Streaming Responses#
Users expect to see tokens appear as they are generated, not wait for the full response.
Implementation:
- Server sends tokens via Server-Sent Events (SSE) over HTTP
- Each SSE event contains one or more new tokens
- Client renders tokens incrementally
Architecture considerations:
- Load balancers must support long-lived HTTP connections
- Token-level streaming means the connection stays open for the full generation time
- vLLM and TGI expose OpenAI-compatible streaming endpoints out of the box
GPU Optimization#
Tensor Parallelism#
Split model layers across multiple GPUs on the same node. Each GPU holds a slice of every layer. Requires high-bandwidth interconnect (NVLink).
- 70B model on 4x A100-80GB: each GPU holds ~17.5B parameters
- Linear speedup for prefill; moderate speedup for decode
Pipeline Parallelism#
Split model layers sequentially — GPU 0 runs layers 0-15, GPU 1 runs layers 16-31. Simpler than tensor parallelism but introduces pipeline bubbles.
Flash Attention#
Rewrites the attention computation to minimize GPU memory reads/writes (IO-bound operation). Flash Attention 2 is standard in all modern serving frameworks.
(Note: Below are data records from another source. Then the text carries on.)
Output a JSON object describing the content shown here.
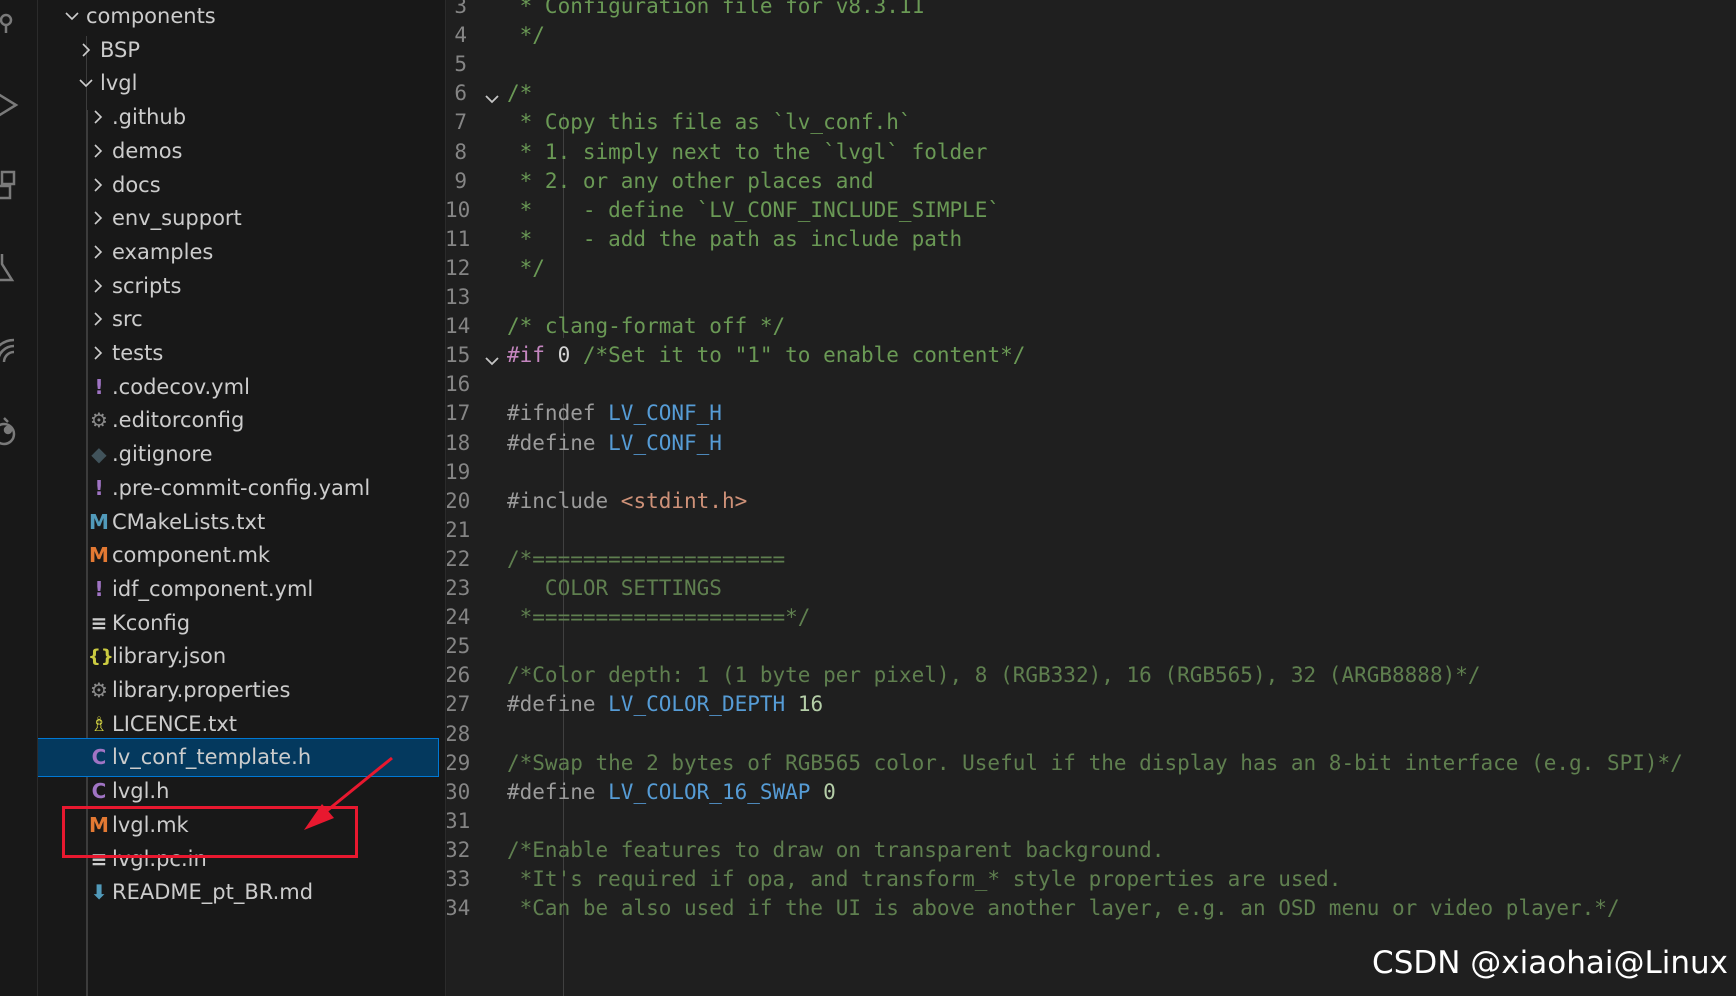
{
  "explorer": {
    "rows": [
      {
        "label": "components",
        "kind": "folder-open",
        "depth": 0,
        "icon": "chevron-down-icon"
      },
      {
        "label": "BSP",
        "kind": "folder",
        "depth": 1,
        "icon": "chevron-right-icon"
      },
      {
        "label": "lvgl",
        "kind": "folder-open",
        "depth": 1,
        "icon": "chevron-down-icon"
      },
      {
        "label": ".github",
        "kind": "folder",
        "depth": 2,
        "icon": "chevron-right-icon"
      },
      {
        "label": "demos",
        "kind": "folder",
        "depth": 2,
        "icon": "chevron-right-icon"
      },
      {
        "label": "docs",
        "kind": "folder",
        "depth": 2,
        "icon": "chevron-right-icon"
      },
      {
        "label": "env_support",
        "kind": "folder",
        "depth": 2,
        "icon": "chevron-right-icon"
      },
      {
        "label": "examples",
        "kind": "folder",
        "depth": 2,
        "icon": "chevron-right-icon"
      },
      {
        "label": "scripts",
        "kind": "folder",
        "depth": 2,
        "icon": "chevron-right-icon"
      },
      {
        "label": "src",
        "kind": "folder",
        "depth": 2,
        "icon": "chevron-right-icon"
      },
      {
        "label": "tests",
        "kind": "folder",
        "depth": 2,
        "icon": "chevron-right-icon"
      },
      {
        "label": ".codecov.yml",
        "kind": "file",
        "depth": 2,
        "icon": "yaml-icon",
        "glyph": "!",
        "color": "#a074c4"
      },
      {
        "label": ".editorconfig",
        "kind": "file",
        "depth": 2,
        "icon": "gear-icon",
        "glyph": "⚙",
        "color": "#8a8a8a"
      },
      {
        "label": ".gitignore",
        "kind": "file",
        "depth": 2,
        "icon": "git-icon",
        "glyph": "◆",
        "color": "#41535b"
      },
      {
        "label": ".pre-commit-config.yaml",
        "kind": "file",
        "depth": 2,
        "icon": "yaml-icon",
        "glyph": "!",
        "color": "#a074c4"
      },
      {
        "label": "CMakeLists.txt",
        "kind": "file",
        "depth": 2,
        "icon": "cmake-icon",
        "glyph": "M",
        "color": "#519aba"
      },
      {
        "label": "component.mk",
        "kind": "file",
        "depth": 2,
        "icon": "makefile-icon",
        "glyph": "M",
        "color": "#e37933"
      },
      {
        "label": "idf_component.yml",
        "kind": "file",
        "depth": 2,
        "icon": "yaml-icon",
        "glyph": "!",
        "color": "#a074c4"
      },
      {
        "label": "Kconfig",
        "kind": "file",
        "depth": 2,
        "icon": "text-lines-icon",
        "glyph": "≡",
        "color": "#cccccc"
      },
      {
        "label": "library.json",
        "kind": "file",
        "depth": 2,
        "icon": "json-icon",
        "glyph": "{}",
        "color": "#cbcb41"
      },
      {
        "label": "library.properties",
        "kind": "file",
        "depth": 2,
        "icon": "gear-icon",
        "glyph": "⚙",
        "color": "#8a8a8a"
      },
      {
        "label": "LICENCE.txt",
        "kind": "file",
        "depth": 2,
        "icon": "license-icon",
        "glyph": "♗",
        "color": "#cbcb41"
      },
      {
        "label": "lv_conf_template.h",
        "kind": "file",
        "depth": 2,
        "icon": "c-header-icon",
        "glyph": "C",
        "color": "#a074c4",
        "selected": true
      },
      {
        "label": "lvgl.h",
        "kind": "file",
        "depth": 2,
        "icon": "c-header-icon",
        "glyph": "C",
        "color": "#a074c4"
      },
      {
        "label": "lvgl.mk",
        "kind": "file",
        "depth": 2,
        "icon": "makefile-icon",
        "glyph": "M",
        "color": "#e37933"
      },
      {
        "label": "lvgl.pc.in",
        "kind": "file",
        "depth": 2,
        "icon": "text-lines-icon",
        "glyph": "≡",
        "color": "#cccccc"
      },
      {
        "label": "README_pt_BR.md",
        "kind": "file",
        "depth": 2,
        "icon": "markdown-icon",
        "glyph": "⬇",
        "color": "#519aba"
      }
    ]
  },
  "editor": {
    "lines": [
      {
        "n": "3",
        "fold": "",
        "tokens": [
          [
            "cm",
            " * Configuration file for v8.3.11"
          ]
        ]
      },
      {
        "n": "4",
        "fold": "",
        "tokens": [
          [
            "cm",
            " */"
          ]
        ]
      },
      {
        "n": "5",
        "fold": "",
        "tokens": []
      },
      {
        "n": "6",
        "fold": "open",
        "tokens": [
          [
            "cm",
            "/*"
          ]
        ]
      },
      {
        "n": "7",
        "fold": "",
        "tokens": [
          [
            "cm",
            " * Copy this file as `lv_conf.h`"
          ]
        ]
      },
      {
        "n": "8",
        "fold": "",
        "tokens": [
          [
            "cm",
            " * 1. simply next to the `lvgl` folder"
          ]
        ]
      },
      {
        "n": "9",
        "fold": "",
        "tokens": [
          [
            "cm",
            " * 2. or any other places and"
          ]
        ]
      },
      {
        "n": "10",
        "fold": "",
        "tokens": [
          [
            "cm",
            " *    - define `LV_CONF_INCLUDE_SIMPLE`"
          ]
        ]
      },
      {
        "n": "11",
        "fold": "",
        "tokens": [
          [
            "cm",
            " *    - add the path as include path"
          ]
        ]
      },
      {
        "n": "12",
        "fold": "",
        "tokens": [
          [
            "cm",
            " */"
          ]
        ]
      },
      {
        "n": "13",
        "fold": "",
        "tokens": []
      },
      {
        "n": "14",
        "fold": "",
        "tokens": [
          [
            "cm",
            "/* clang-format off */"
          ]
        ]
      },
      {
        "n": "15",
        "fold": "open",
        "tokens": [
          [
            "kw",
            "#if"
          ],
          [
            "def",
            " 0 "
          ],
          [
            "cm",
            "/*Set it to \"1\" to enable content*/"
          ]
        ]
      },
      {
        "n": "16",
        "fold": "",
        "tokens": []
      },
      {
        "n": "17",
        "fold": "",
        "tokens": [
          [
            "pp",
            "#ifndef "
          ],
          [
            "mac",
            "LV_CONF_H"
          ]
        ]
      },
      {
        "n": "18",
        "fold": "",
        "tokens": [
          [
            "pp",
            "#define "
          ],
          [
            "mac",
            "LV_CONF_H"
          ]
        ]
      },
      {
        "n": "19",
        "fold": "",
        "tokens": []
      },
      {
        "n": "20",
        "fold": "",
        "tokens": [
          [
            "pp",
            "#include "
          ],
          [
            "str",
            "<stdint.h>"
          ]
        ]
      },
      {
        "n": "21",
        "fold": "",
        "tokens": []
      },
      {
        "n": "22",
        "fold": "",
        "tokens": [
          [
            "dim",
            "/*===================="
          ]
        ]
      },
      {
        "n": "23",
        "fold": "",
        "tokens": [
          [
            "dim",
            "   COLOR SETTINGS"
          ]
        ]
      },
      {
        "n": "24",
        "fold": "",
        "tokens": [
          [
            "dim",
            " *====================*/"
          ]
        ]
      },
      {
        "n": "25",
        "fold": "",
        "tokens": []
      },
      {
        "n": "26",
        "fold": "",
        "tokens": [
          [
            "dim",
            "/*Color depth: 1 (1 byte per pixel), 8 (RGB332), 16 (RGB565), 32 (ARGB8888)*/"
          ]
        ]
      },
      {
        "n": "27",
        "fold": "",
        "tokens": [
          [
            "pp",
            "#define "
          ],
          [
            "mac",
            "LV_COLOR_DEPTH"
          ],
          [
            "num",
            " 16"
          ]
        ]
      },
      {
        "n": "28",
        "fold": "",
        "tokens": []
      },
      {
        "n": "29",
        "fold": "",
        "tokens": [
          [
            "dim",
            "/*Swap the 2 bytes of RGB565 color. Useful if the display has an 8-bit interface (e.g. SPI)*/"
          ]
        ]
      },
      {
        "n": "30",
        "fold": "",
        "tokens": [
          [
            "pp",
            "#define "
          ],
          [
            "mac",
            "LV_COLOR_16_SWAP"
          ],
          [
            "num",
            " 0"
          ]
        ]
      },
      {
        "n": "31",
        "fold": "",
        "tokens": []
      },
      {
        "n": "32",
        "fold": "",
        "tokens": [
          [
            "dim",
            "/*Enable features to draw on transparent background."
          ]
        ]
      },
      {
        "n": "33",
        "fold": "",
        "tokens": [
          [
            "dim",
            " *It's required if opa, and transform_* style properties are used."
          ]
        ]
      },
      {
        "n": "34",
        "fold": "",
        "tokens": [
          [
            "dim",
            " *Can be also used if the UI is above another layer, e.g. an OSD menu or video player.*/"
          ]
        ]
      }
    ]
  },
  "watermark": "CSDN @xiaohai@Linux"
}
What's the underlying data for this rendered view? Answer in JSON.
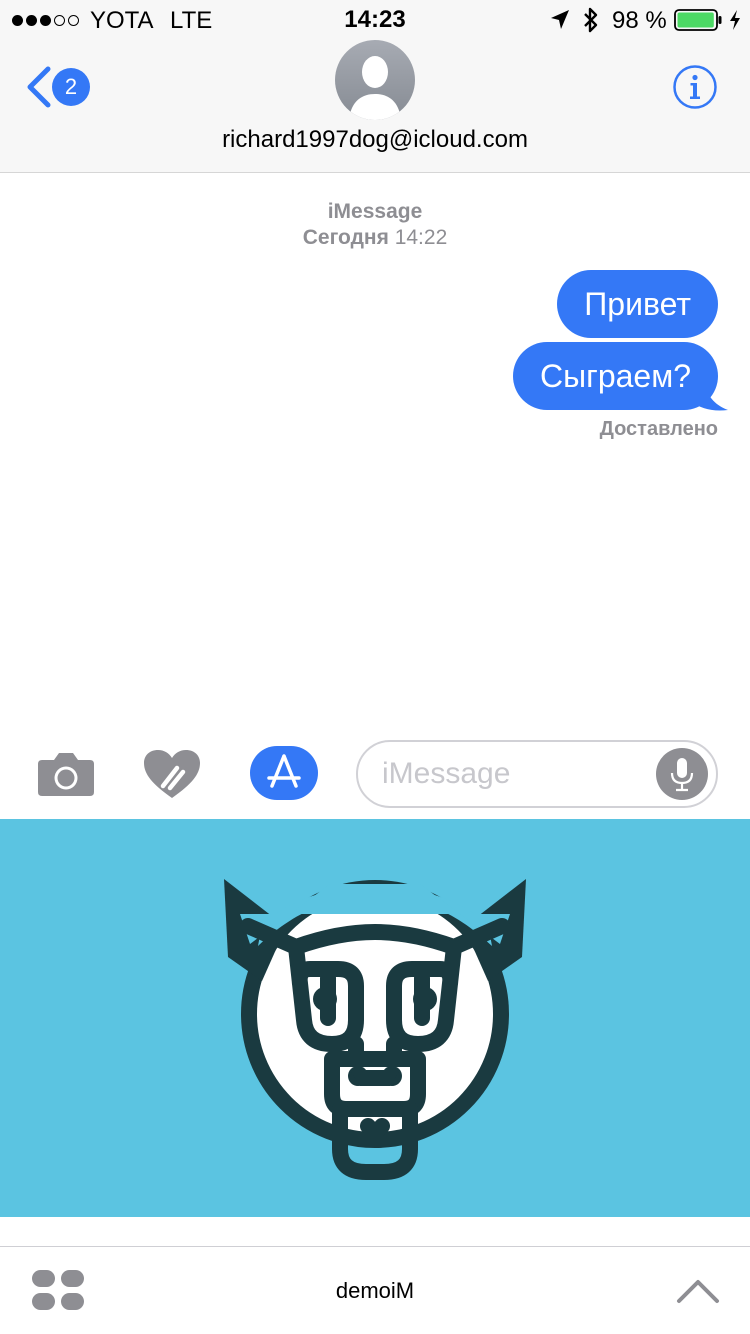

Flash Attention 3 targets H100 hardware.
CUDA Graphs#
Capture the GPU kernel launch sequence for a fixed batch size and replay it without CPU overhead. Reduces per-token latency by eliminating kernel launch overhead.
Cost Per Token#
LLM inference cost depends on:
| Factor | Impact |
|---|---|
| Model size | Larger models need more GPUs |
| Quantization | 4-bit cuts GPU count by ~4x vs FP16 |
| Batch size | Higher batch = lower cost per token |
| Sequence length | Longer context = more KV cache memory |
| GPU choice | H100 is ~2x faster than A100, but ~2x the price |
Rough cost benchmarks (cloud GPU, 2026):
- GPT-4 class (API): $2-10 per 1M output tokens
- Llama 3.1 70B (self-hosted, 4-bit, A100): ~$0.50 per 1M output tokens
- Llama 3.1 8B (self-hosted, FP16, L4): ~$0.10 per 1M output tokens
Self-hosting breaks even at roughly 1-10M tokens per day, depending on model size and GPU cost.
Production Checklist#
- Choose a serving framework — vLLM for throughput, TGI for HuggingFace ecosystem, Triton for enterprise
- Quantize — AWQ or GPTQ to 4-bit unless quality demands FP16
- Enable continuous batching — default in vLLM and TGI
- Set max sequence length — limit KV cache memory usage
- Enable prefix caching — if requests share system prompts
- Add autoscaling — scale GPU instances based on queue depth
- Monitor — track tokens/second, time-to-first-token, queue wait time, GPU utilization
- Set up streaming — SSE endpoints for responsive UX
Start Building#
LLM inference is where AI meets systems engineering. The difference between a $50K/month GPU bill and a $5K/month bill is in the architecture: quantization, continuous batching, KV cache management, and smart GPU allocation.